New York’s RCA Studios shuttered in 1993, long before anyone had ever heard of Napster. What felled it, along with several other major studios in the 1980s and ‘90s, were real–estate plays. As an island, Manhattan is especially sensitive to the scarcity of land, and even during the go–go decades of the late 20th century, when lucrative major–label deals were ubiquitous, music was no match for finance, medicine, academia and other big–money tenants. London experienced its own version of this syndrome, on Denmark Street, where music publishers and recording studios mushroomed along what became known as ‘London’s Tin Pan Alley,’ among them Regent Sound and the eponymous Tin Pan Alley Studios, London’s oldest.

Media Sound and The Hit Factory are now condo buildings; the old RCA Studios became offices, and even today the real–estate flu is still taking its toll: Masterdisk’s multi–room facility downsized and moved to smaller quarters this year. There’s little left on Denmark Street to suggest what went on there, save a round, blue plaque. Now, as the economy shakes off the Great Recession, and demand for housing rises, market forces are drawing a bead on Music Row, and RCA Studio A with it. In fact, migration away from the Row has already begun: Sony Music’s Nashville headquarters were just purchased by nearby Vanderbilt University, and the label has decamped to the Gulch, one of a number of previously dingy neighbourhoods that in recent years have sprouted glistening condo towers and upmarket shops. Music Row, meanwhile, despite a small but ardent groundswell of support for some kind of historical overlay to preserve it, is becoming to Nashville what Bourbon Street has become to New Orleans — a tired tourist attraction.

Did Grohl Get It Wrong?

There are scores of studios around the world that can assert historical significance. Do all of them need to be preserved, as either museums or working facilities? Harold Bradley — the brother of Owen and himself regarded as the most recorded session guitarist ever — sent his own letter the Nashville city council. In it, he cited the famous Quonset Hut (built by he and Owen in 1954) as deserving of legacy protection. Bradley, now 88, also contended that nostalgia shouldn’t be a part of this: the entire building housing Studio A, which also was RCA Records’ Nashville HQ for decades, was always intended as a financial hedge for the owners’ families, he said, built way before Garth Brooks or Taylor Swift money hit the Row, and a place they’ve been trying to sell for a quarter of a century. “This was business,” Bradley wrote. Owen said, “One day we might not have anything, but if we buy this property and build this office building, we can at least have something to sell.’”
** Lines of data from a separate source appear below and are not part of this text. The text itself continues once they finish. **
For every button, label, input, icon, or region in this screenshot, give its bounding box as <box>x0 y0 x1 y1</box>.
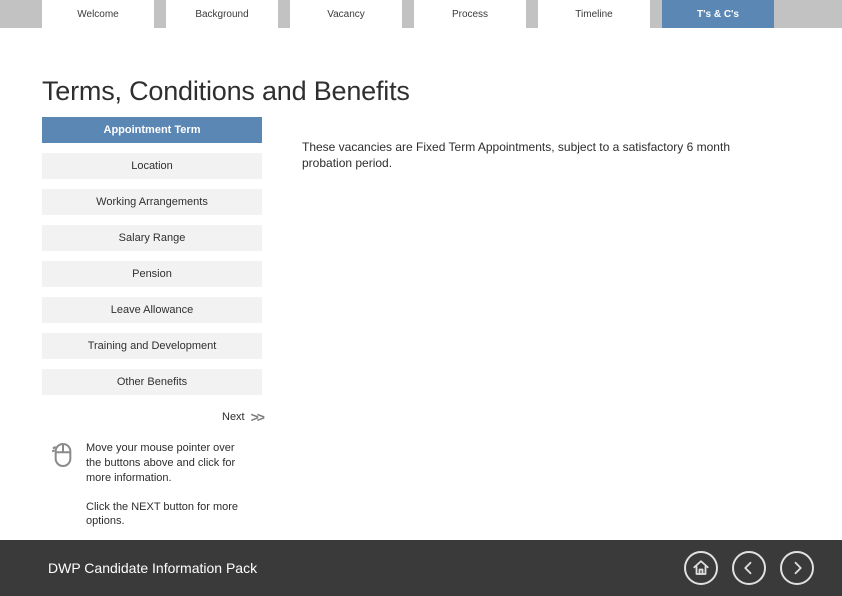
tab-background[interactable]: Background <box>166 0 278 28</box>
tab-timeline[interactable]: Timeline <box>538 0 650 28</box>
sidebar-item-leave-allowance[interactable]: Leave Allowance <box>42 297 262 323</box>
tab-vacancy[interactable]: Vacancy <box>290 0 402 28</box>
home-button[interactable] <box>684 551 718 585</box>
arrow-left-icon <box>740 559 758 577</box>
detail-text: These vacancies are Fixed Term Appointme… <box>262 117 782 171</box>
sidebar-item-appointment-term[interactable]: Appointment Term <box>42 117 262 143</box>
home-icon <box>692 559 710 577</box>
sidebar-item-other-benefits[interactable]: Other Benefits <box>42 369 262 395</box>
next-label: Next <box>222 411 245 423</box>
next-button[interactable]: Next >> <box>222 409 842 425</box>
sidebar-item-working-arrangements[interactable]: Working Arrangements <box>42 189 262 215</box>
next-nav-button[interactable] <box>780 551 814 585</box>
sidebar-item-pension[interactable]: Pension <box>42 261 262 287</box>
page-title: Terms, Conditions and Benefits <box>42 76 842 107</box>
instructions: Move your mouse pointer over the buttons… <box>52 441 842 543</box>
sidebar-item-training-development[interactable]: Training and Development <box>42 333 262 359</box>
sidebar-item-location[interactable]: Location <box>42 153 262 179</box>
instruction-line-2: Click the NEXT button for more options. <box>86 500 246 530</box>
footer: DWP Candidate Information Pack <box>0 540 842 596</box>
tabs-bar: Welcome Background Vacancy Process Timel… <box>0 0 842 28</box>
prev-button[interactable] <box>732 551 766 585</box>
sidebar-item-salary-range[interactable]: Salary Range <box>42 225 262 251</box>
arrow-right-icon <box>788 559 806 577</box>
instruction-line-1: Move your mouse pointer over the buttons… <box>86 441 246 486</box>
chevrons-right-icon: >> <box>251 409 263 425</box>
sidebar: Appointment Term Location Working Arrang… <box>0 117 262 395</box>
tab-welcome[interactable]: Welcome <box>42 0 154 28</box>
mouse-icon <box>52 441 74 469</box>
footer-title: DWP Candidate Information Pack <box>48 560 684 576</box>
tab-process[interactable]: Process <box>414 0 526 28</box>
tab-ts-and-cs[interactable]: T's & C's <box>662 0 774 28</box>
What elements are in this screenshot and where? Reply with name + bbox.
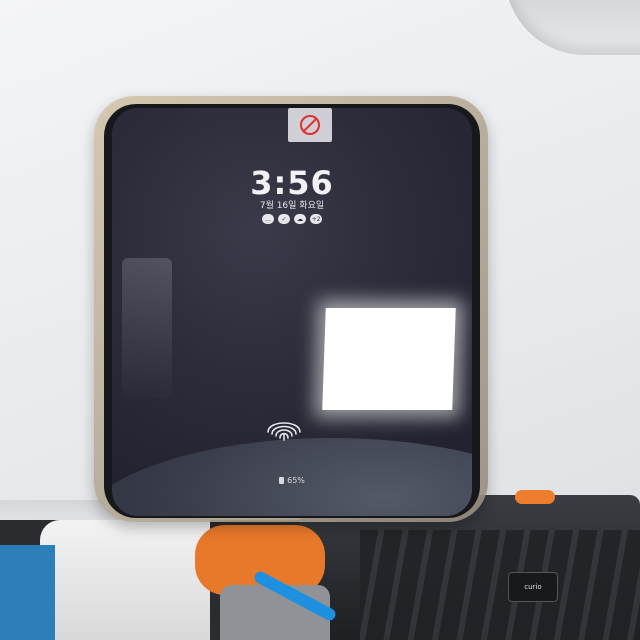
check-icon[interactable]: ✓ (278, 214, 290, 224)
screen-reflection (122, 258, 172, 398)
no-camera-icon (300, 115, 320, 135)
lock-clock[interactable]: 3:56 (112, 164, 472, 202)
battery-icon (279, 477, 285, 484)
light-glare (322, 308, 456, 410)
battery-status: 65% (112, 476, 472, 485)
bag-ridges (360, 530, 640, 640)
fingerprint-icon[interactable] (262, 410, 306, 446)
orange-strap (515, 490, 555, 504)
cloud-icon[interactable]: ☁ (294, 214, 306, 224)
white-object (40, 520, 210, 640)
count-badge[interactable]: +2 (310, 214, 322, 224)
lock-date: 7월 16일 화요일 (259, 201, 325, 211)
notification-icons[interactable]: … ✓ ☁ +2 (112, 214, 472, 224)
grey-object-top-right (505, 0, 640, 55)
chat-icon[interactable]: … (262, 214, 274, 224)
blue-object (0, 545, 55, 640)
photo-scene: curio 3:56 7월 16일 화요일 … ✓ ☁ +2 65% (0, 0, 640, 640)
camera-block-sticker (288, 108, 332, 142)
bag-tag: curio (508, 572, 558, 602)
lock-screen[interactable]: 3:56 7월 16일 화요일 … ✓ ☁ +2 65% (112, 108, 472, 516)
battery-percent: 65% (287, 476, 305, 485)
bag-tag-text: curio (524, 583, 542, 591)
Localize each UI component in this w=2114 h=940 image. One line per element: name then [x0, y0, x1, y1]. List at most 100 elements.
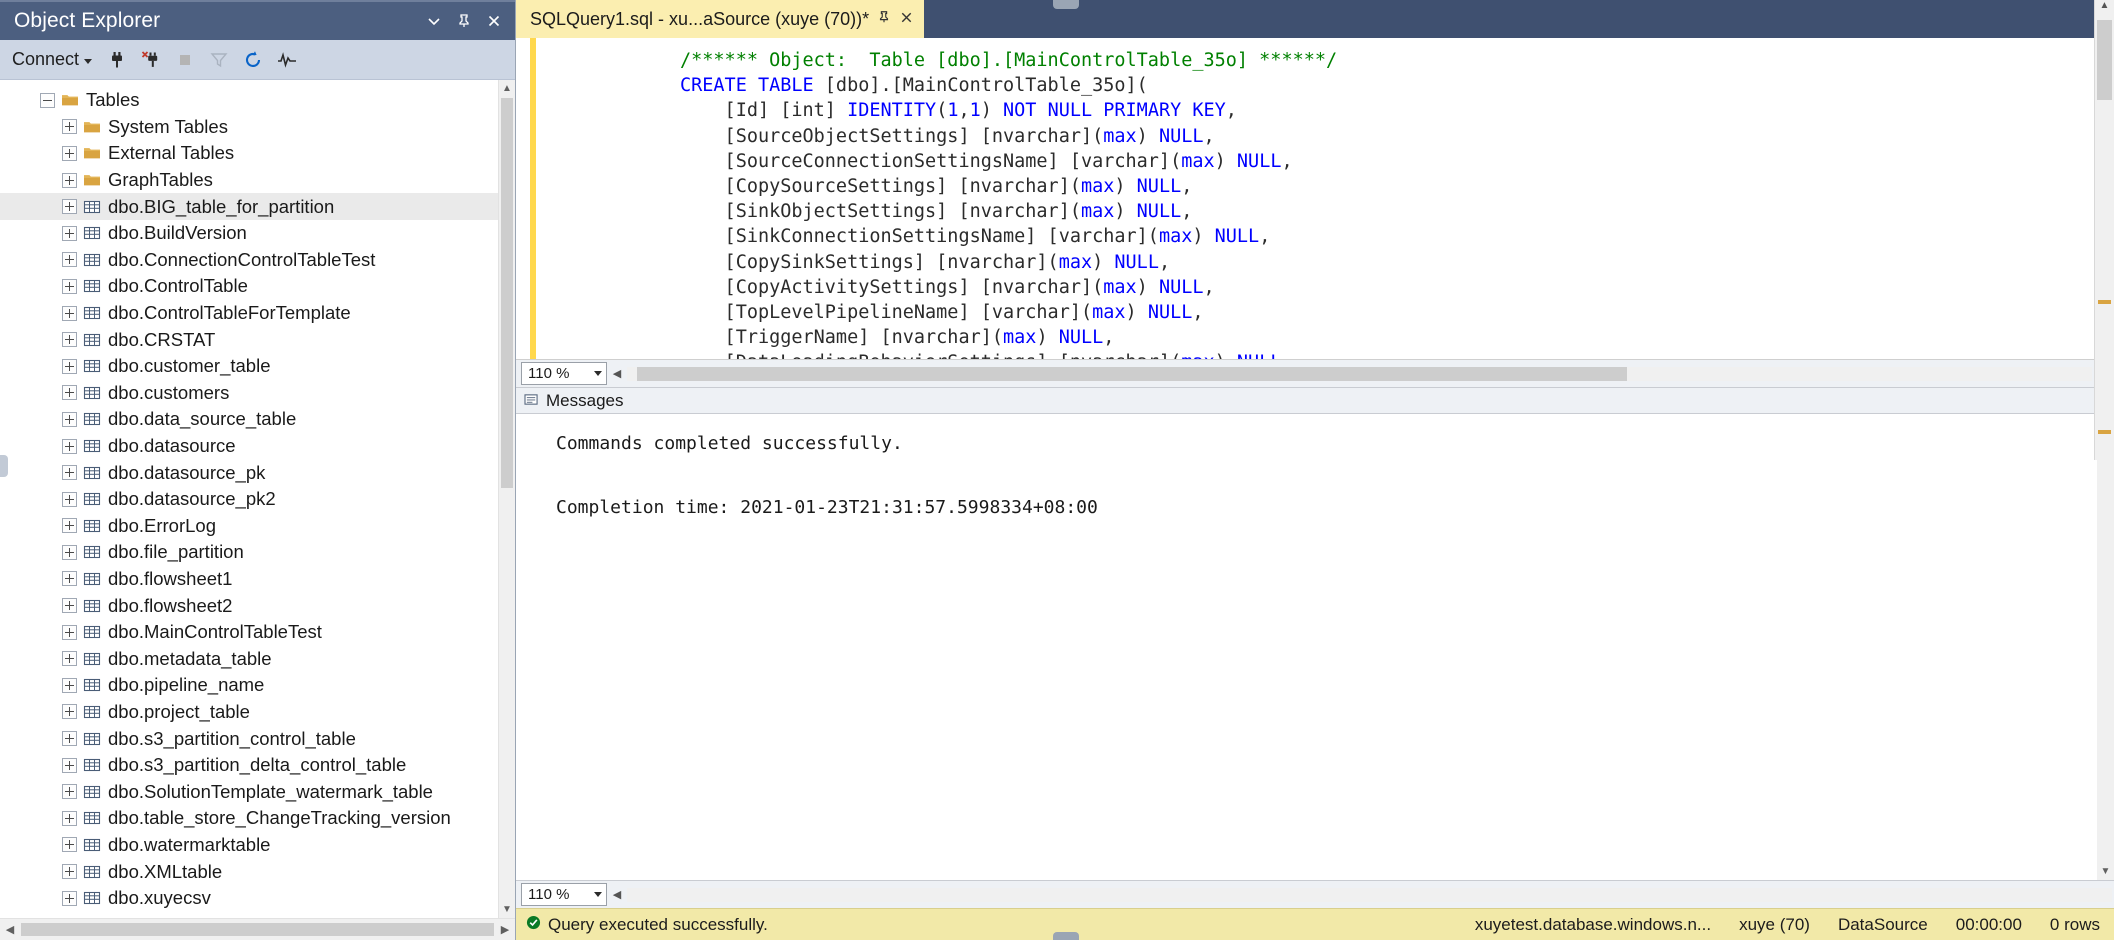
tree-item[interactable]: dbo.datasource_pk2 [0, 486, 498, 513]
expand-icon[interactable] [62, 439, 77, 454]
object-explorer-vertical-scrollbar[interactable]: ▲ ▼ [498, 80, 515, 918]
tree-item[interactable]: dbo.metadata_table [0, 645, 498, 672]
expand-icon[interactable] [62, 731, 77, 746]
expand-icon[interactable] [62, 545, 77, 560]
expand-icon[interactable] [62, 226, 77, 241]
expand-icon[interactable] [62, 704, 77, 719]
tree-item[interactable]: System Tables [0, 114, 498, 141]
expand-icon[interactable] [62, 678, 77, 693]
tree-item[interactable]: dbo.xuyecsv [0, 885, 498, 912]
expand-icon[interactable] [62, 412, 77, 427]
tree-item[interactable]: dbo.ControlTableForTemplate [0, 300, 498, 327]
expand-icon[interactable] [62, 332, 77, 347]
tree-item[interactable]: dbo.flowsheet1 [0, 566, 498, 593]
messages-vertical-scrollbar[interactable]: ▲ ▼ [2097, 414, 2114, 880]
close-icon[interactable] [479, 6, 509, 36]
chevron-down-icon[interactable] [419, 6, 449, 36]
expand-icon[interactable] [62, 385, 77, 400]
activity-monitor-icon[interactable] [271, 45, 303, 75]
tree-item[interactable]: dbo.file_partition [0, 539, 498, 566]
expand-icon[interactable] [62, 784, 77, 799]
tree-item[interactable]: dbo.datasource_pk [0, 459, 498, 486]
tree-item[interactable]: dbo.s3_partition_control_table [0, 725, 498, 752]
object-explorer-horizontal-scrollbar[interactable]: ◀ ▶ [0, 918, 515, 940]
refresh-icon[interactable] [237, 45, 269, 75]
tree-item[interactable]: dbo.BIG_table_for_partition [0, 193, 498, 220]
scroll-left-icon[interactable]: ◀ [0, 923, 20, 936]
expand-icon[interactable] [62, 651, 77, 666]
expand-icon[interactable] [62, 891, 77, 906]
tab-sqlquery1[interactable]: SQLQuery1.sql - xu...aSource (xuye (70))… [516, 0, 924, 38]
expand-icon[interactable] [62, 146, 77, 161]
messages-zoom-select[interactable]: 110 % [521, 883, 607, 906]
tree-item[interactable]: dbo.BuildVersion [0, 220, 498, 247]
tree-item[interactable]: dbo.pipeline_name [0, 672, 498, 699]
tree-item[interactable]: External Tables [0, 140, 498, 167]
pin-icon[interactable] [449, 6, 479, 36]
tree-item[interactable]: dbo.table_store_ChangeTracking_version [0, 805, 498, 832]
pin-icon[interactable] [877, 10, 891, 28]
object-explorer-tree[interactable]: TablesSystem TablesExternal TablesGraphT… [0, 80, 498, 918]
tree-item[interactable]: dbo.data_source_table [0, 406, 498, 433]
expand-icon[interactable] [62, 625, 77, 640]
expand-icon[interactable] [62, 199, 77, 214]
expand-icon[interactable] [62, 758, 77, 773]
close-icon[interactable] [899, 10, 914, 29]
tree-item[interactable]: dbo.customer_table [0, 353, 498, 380]
disconnect-object-explorer-icon[interactable] [135, 45, 167, 75]
messages-tab[interactable]: Messages [516, 388, 2114, 414]
expand-icon[interactable] [62, 492, 77, 507]
editor-zoom-select[interactable]: 110 % [521, 362, 607, 385]
expand-icon[interactable] [62, 518, 77, 533]
scroll-down-icon[interactable]: ▼ [499, 901, 515, 918]
tree-item[interactable]: dbo.MainControlTableTest [0, 619, 498, 646]
scroll-left-icon[interactable]: ◀ [607, 367, 627, 380]
messages-horizontal-scrollbar[interactable] [627, 888, 2112, 902]
tree-item[interactable]: dbo.ControlTable [0, 273, 498, 300]
splitter-handle-top[interactable] [1053, 0, 1079, 9]
scroll-right-icon[interactable]: ▶ [495, 923, 515, 936]
expand-icon[interactable] [62, 598, 77, 613]
hscrollbar-thumb[interactable] [21, 923, 494, 936]
filter-icon[interactable] [203, 45, 235, 75]
tree-item[interactable]: dbo.XMLtable [0, 858, 498, 885]
splitter-handle-bottom[interactable] [1053, 932, 1079, 940]
scroll-up-icon[interactable]: ▲ [2095, 0, 2114, 18]
expand-icon[interactable] [62, 359, 77, 374]
messages-text[interactable]: Commands completed successfully. Complet… [516, 414, 2097, 880]
tree-item[interactable]: dbo.ConnectionControlTableTest [0, 247, 498, 274]
tree-item[interactable]: dbo.customers [0, 380, 498, 407]
connect-object-explorer-icon[interactable] [101, 45, 133, 75]
scroll-down-icon[interactable]: ▼ [2097, 863, 2114, 880]
tree-item[interactable]: Tables [0, 87, 498, 114]
tree-item[interactable]: dbo.CRSTAT [0, 326, 498, 353]
panel-resize-handle[interactable] [0, 455, 8, 477]
tree-item[interactable]: dbo.project_table [0, 699, 498, 726]
sql-code-text[interactable]: /****** Object: Table [dbo].[MainControl… [550, 38, 2114, 359]
tree-item[interactable]: GraphTables [0, 167, 498, 194]
expand-icon[interactable] [62, 279, 77, 294]
expand-icon[interactable] [62, 465, 77, 480]
tree-item[interactable]: dbo.flowsheet2 [0, 592, 498, 619]
expand-icon[interactable] [62, 837, 77, 852]
expand-icon[interactable] [62, 306, 77, 321]
tree-item[interactable]: dbo.s3_partition_delta_control_table [0, 752, 498, 779]
editor-horizontal-scrollbar[interactable] [627, 367, 2092, 381]
expand-icon[interactable] [62, 173, 77, 188]
scrollbar-thumb[interactable] [2097, 20, 2112, 100]
expand-icon[interactable] [62, 811, 77, 826]
expand-icon[interactable] [62, 119, 77, 134]
expand-icon[interactable] [62, 252, 77, 267]
tree-item[interactable]: dbo.datasource [0, 433, 498, 460]
collapse-icon[interactable] [40, 93, 55, 108]
hscrollbar-thumb[interactable] [637, 367, 1627, 381]
outer-vertical-scrollbar[interactable]: ▲ [2094, 0, 2114, 460]
scrollbar-thumb[interactable] [501, 98, 513, 488]
tree-item[interactable]: dbo.ErrorLog [0, 513, 498, 540]
expand-icon[interactable] [62, 571, 77, 586]
tree-item[interactable]: dbo.SolutionTemplate_watermark_table [0, 778, 498, 805]
expand-icon[interactable] [62, 864, 77, 879]
connect-button[interactable]: Connect [8, 46, 99, 73]
tree-item[interactable]: dbo.watermarktable [0, 832, 498, 859]
scroll-up-icon[interactable]: ▲ [499, 80, 515, 97]
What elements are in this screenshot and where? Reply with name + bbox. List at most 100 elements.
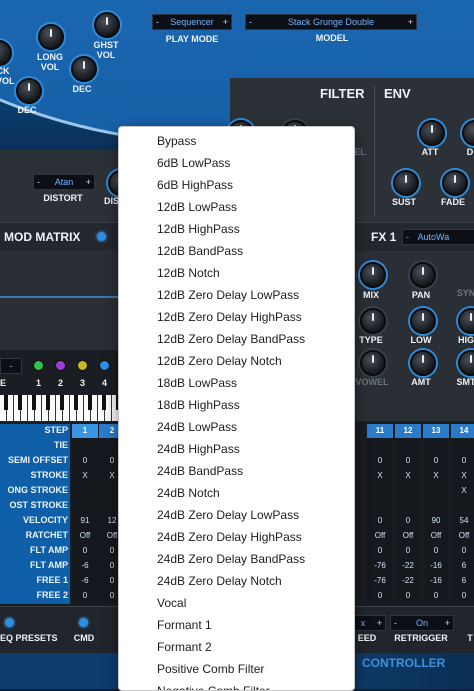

In fact, Bradley went on to say something that might rattle Sound City documentarian Dave Grohl: “The architecture of the Nashville sound was never of brick and mortar,” Bradley opined. “Certainly, there are old studio spaces that, in our imaginations, ring with sonic magic; but in truth, it’s not the room; it’s the music... Music City isn’t about making a perfect room, or hanging just the right baffling. Turns out, the architecture of Nashville’s evolving sound is a synergy of creative energy. That’s still here, and it has nothing to do with this building.”

For the sellers, the property’s value is the reward for 60 years’ worth of foresight and risk taking. For Folds and others, it’s an affordable acoustical oasis at a time when visceral economic realities are putting the space needed to roll out a 20Hz wave in jeopardy. But the Atkins estate, and the Bradleys, are no mere opportunists — Music Row and the Nashville music business as we know it arguably wouldn’t have existed at all without them. Meanwhile, music gets successfully made in a wider variety of environments than ever before. The scene won’t miss one more conventional space. And it begs a larger question: does music production need another museum, working or otherwise? For better or for worse, apparently, it does need more condominiums.